In Sen. Mary Lou Rath's (R-Williamsville) office, Bentley talked of proposed cuts to the Educational Opportunity Programs (EOP).

"The senator's always been very supportive of EOP," said Rath's legislative aide Sharon Rich. She also talked about the importance of SUNY to the economy of the communities: "It's always boggled my mind that the importance of higher education has not been on the top of the list. It has everything to do with economic development."

Next stop: The office of Assemblyman Martin Luster (D-Ithaca). He was ready to hear about the plight of SUNY's hospitals.

"These are teaching hospitals with a dramatic teaching mission and that costs money," he said. "You can't compare them to a community hospital."

Joseph Morelle (D-Rochester), a SUNY Geneseo alum who also serves on the Assembly Higher Education Committee, said the governor would like to put aside this year's budget surplus for future tax cuts, "but the upstate economy can benefit from additional investment in SUNY and higher education."

UUPers told him how SUNY's colleges of technology are to implement four-year programs, but they haven't been given the funding for faculty to develop new courses.

Sen. Owen Johnson (R-Babylon) listened to UUP lobbyists talk about the need to restore full-time faculty lines. More and more adjuncts are being used to replace full-time faculty; a process retired professor John Hain, a New Paltz UUPer, called "a real shell game."

In a later visit, Assemblywoman Patricia Acampora's (R-Riverhead) chief of staff Rob Parker agreed that part-time employees are doing far too much teaching. UUPer John Schmidt, Stony Brook HSC, said Acampora "needs to make the leap from emotional attachment to, "Let's fund them.'"

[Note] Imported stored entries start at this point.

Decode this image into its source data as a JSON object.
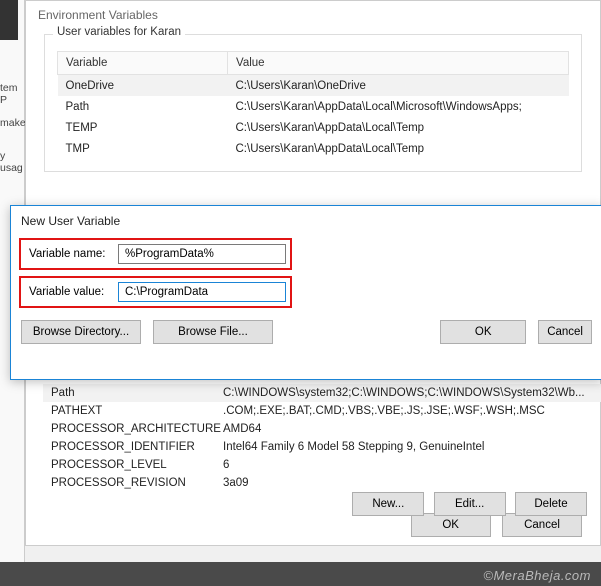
{
  "bg_left": {
    "system_p": "tem P",
    "make": "make",
    "usage": "y usag"
  },
  "env": {
    "title": "Environment Variables",
    "user_group": "User variables for Karan",
    "columns": {
      "var": "Variable",
      "val": "Value"
    },
    "user_vars": [
      {
        "name": "OneDrive",
        "value": "C:\\Users\\Karan\\OneDrive"
      },
      {
        "name": "Path",
        "value": "C:\\Users\\Karan\\AppData\\Local\\Microsoft\\WindowsApps;"
      },
      {
        "name": "TEMP",
        "value": "C:\\Users\\Karan\\AppData\\Local\\Temp"
      },
      {
        "name": "TMP",
        "value": "C:\\Users\\Karan\\AppData\\Local\\Temp"
      }
    ]
  },
  "dialog": {
    "title": "New User Variable",
    "name_label": "Variable name:",
    "name_value": "%ProgramData%",
    "value_label": "Variable value:",
    "value_value": "C:\\ProgramData",
    "browse_dir": "Browse Directory...",
    "browse_file": "Browse File...",
    "ok": "OK",
    "cancel": "Cancel"
  },
  "sys_vars": [
    {
      "name": "Path",
      "value": "C:\\WINDOWS\\system32;C:\\WINDOWS;C:\\WINDOWS\\System32\\Wb..."
    },
    {
      "name": "PATHEXT",
      "value": ".COM;.EXE;.BAT;.CMD;.VBS;.VBE;.JS;.JSE;.WSF;.WSH;.MSC"
    },
    {
      "name": "PROCESSOR_ARCHITECTURE",
      "value": "AMD64"
    },
    {
      "name": "PROCESSOR_IDENTIFIER",
      "value": "Intel64 Family 6 Model 58 Stepping 9, GenuineIntel"
    },
    {
      "name": "PROCESSOR_LEVEL",
      "value": "6"
    },
    {
      "name": "PROCESSOR_REVISION",
      "value": "3a09"
    }
  ],
  "sys_btns": {
    "new": "New...",
    "edit": "Edit...",
    "delete": "Delete"
  },
  "footer": {
    "ok": "OK",
    "cancel": "Cancel"
  },
  "watermark": "©MeraBheja.com"
}
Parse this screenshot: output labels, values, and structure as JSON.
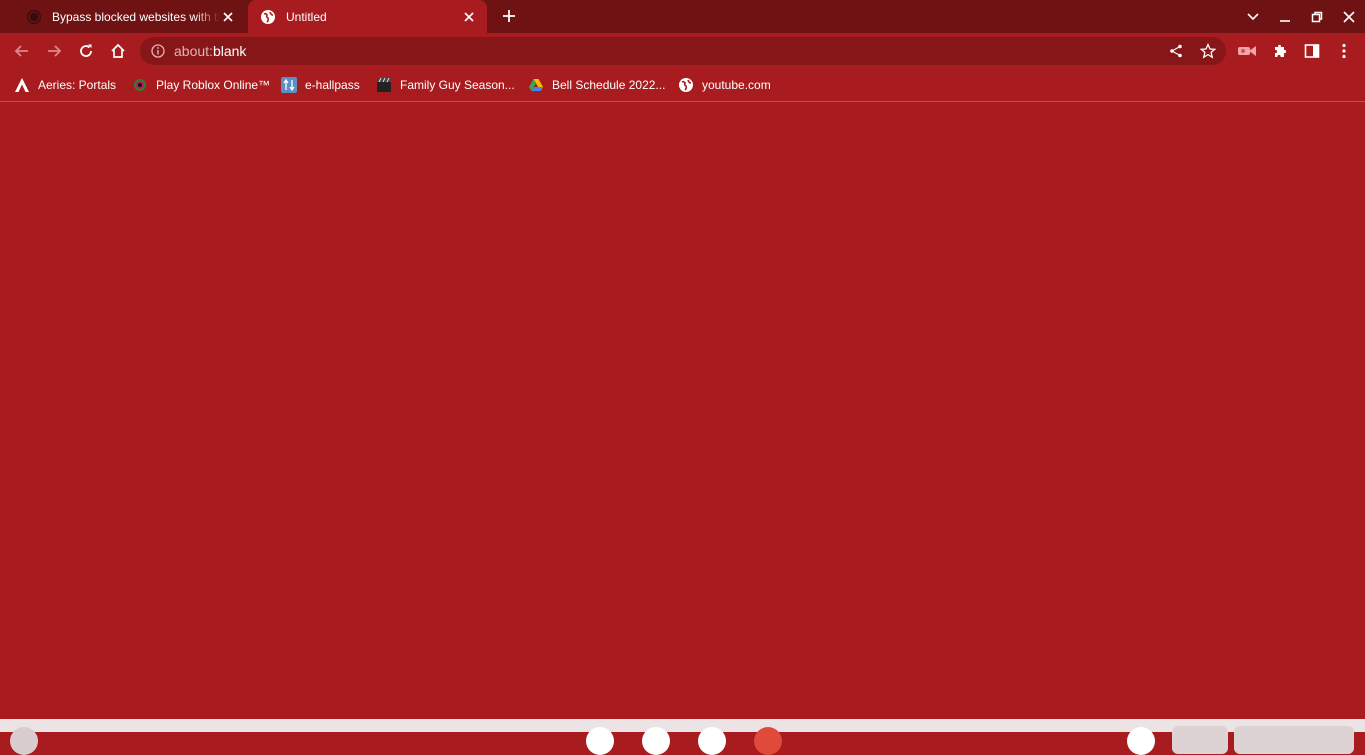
{
  "tabs": [
    {
      "title": "Bypass blocked websites with th",
      "favicon": "github-icon",
      "active": false
    },
    {
      "title": "Untitled",
      "favicon": "globe-icon",
      "active": true
    }
  ],
  "omnibox": {
    "url_scheme": "about:",
    "url_host": "blank"
  },
  "bookmarks": [
    {
      "label": "Aeries: Portals",
      "icon": "aeries-icon"
    },
    {
      "label": "Play Roblox Online™",
      "icon": "roblox-icon"
    },
    {
      "label": "e-hallpass",
      "icon": "ehallpass-icon"
    },
    {
      "label": "Family Guy Season...",
      "icon": "clapperboard-icon"
    },
    {
      "label": "Bell Schedule 2022...",
      "icon": "google-drive-icon"
    },
    {
      "label": "youtube.com",
      "icon": "globe-icon"
    }
  ],
  "colors": {
    "theme": "#a81c1f",
    "tabstrip": "#6e1214",
    "omnibox": "#861618"
  }
}
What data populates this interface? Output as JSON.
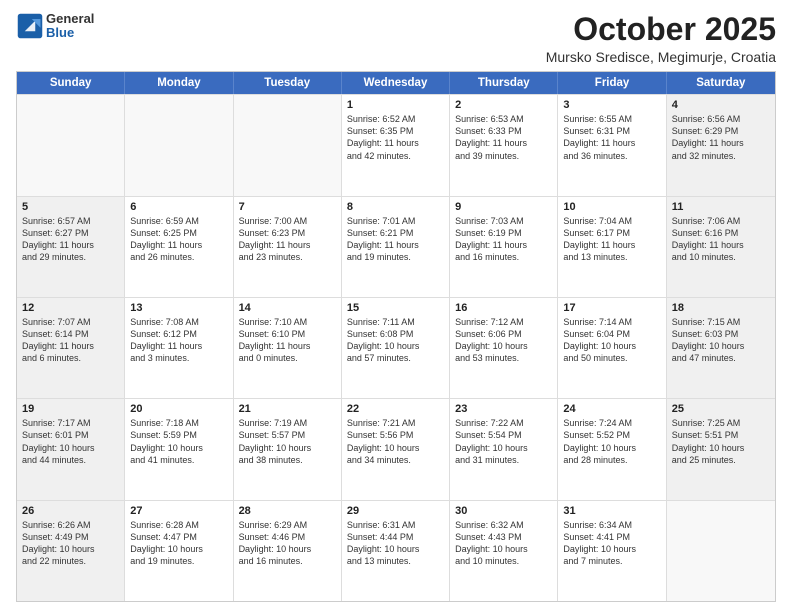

Part-timers lack office space, phones and secretarial support, noted UUPer Edward Quinn of Stony Brook. "Eventually it affects the way students are educated," he said.

Assemblyman Steven Englebright (D-E. Setauket) said the steady decline in SUNY funding has been "a root-canal like extraction of SUNY in the past years." He said SUNY is going to require a "cash infusion" and pledged "to carry this message even further and with increasing volume."

Englebright, a UUPer, said if there is a resistance to giving SUNY money this year - when there's a budget surplus - "then it's ideological (as) some of us believe it has been all along." He told UUP lobbyists not to accept an answer from the state that says the surplus is needed for a rainy day fund.

Englebright said he is "prepared to go to the wall" for SUNY this year.

It's responses like these that assure UUPers of the need to visit the LOB often and talk about what is happening in 29 corners of New York where state-operated campuses are located.

"Public higher ed can get lost in the shuffle," Bentley said. "If we're not here, the message gets lost."

Organizing drive

Delegates put UUP on record in support of efforts to organize Sodexho-Marriott food-service workers at SUNY Albany and on other University campuses.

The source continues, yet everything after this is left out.